What’s the Best Way to Measure Chinese Currency Intervention?

Nicholas Borst (Federal Reserve Bank of San Francisco)



The pace of Chinese intervention in the foreign exchange market has slowed dramatically, but just how much is a bit of an open question.

The People’s Bank of China (PBoC) releases a monthly series on foreign exchange reserves. This number receives a lot of attention because it is high frequency and gives the overall stock of foreign reserves. Based off these numbers, the scale of Chinese currency intervention over the course of the year has been $104 billion. While this is much less than the level of intervention seen in 2011 ($334 billion), it is still quite high in the aggregate.

Unfortunately, the monthly series released by the PBoC is not the best measure of intervention. This is because the figure is adjusted for changes in exchange rates. For example, if the dollar appreciates versus the other currencies held in China’s foreign exchange reserves, the assets held in those other currencies will be worth less in dollar terms.


A better measurement of foreign exchange market intervention is the balance of payments statistics put out by the State Administration of Foreign Exchange (SAFE) on a quarterly, biannual, and annual basis. The number to look for here is the foreign exchange line under the reserve assets category. An increase in foreign exchange shows up as a debit according to balance of payment accounting.
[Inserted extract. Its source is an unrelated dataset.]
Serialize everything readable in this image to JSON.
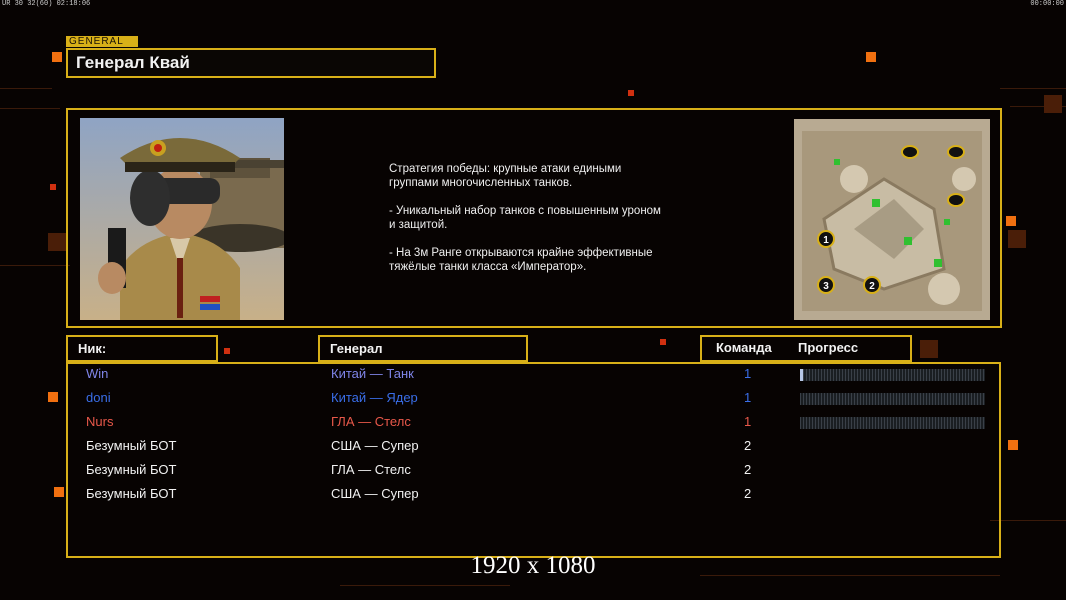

Since 1996, SAFE has recorded increases in foreign exchange reserves in accordance with the IMF Balance of Payments Manual 5th Edition. Under this methodology, increases are recorded by the price at the time of the transaction and not adjusted for subsequent changes in exchange rates.

When calculated according to the SAFE numbers, the level of intervention in the first three quarters has only been $64 billion, a substantially lower number than the $104 billion shown by the PBoC. This is because changes in exchange rates have increased the value of China’s foreign reserves by $40 billion.

Both the PBoC foreign reserves number and the SAFE balance of payments number are accurate but they show different things.  The PBoC number is a good measure of the current value of China’s foreign reserves. The SAFE number is a better measure of intervention because it shows the value of the transactions taken by the government to intervene in the foreign exchange market.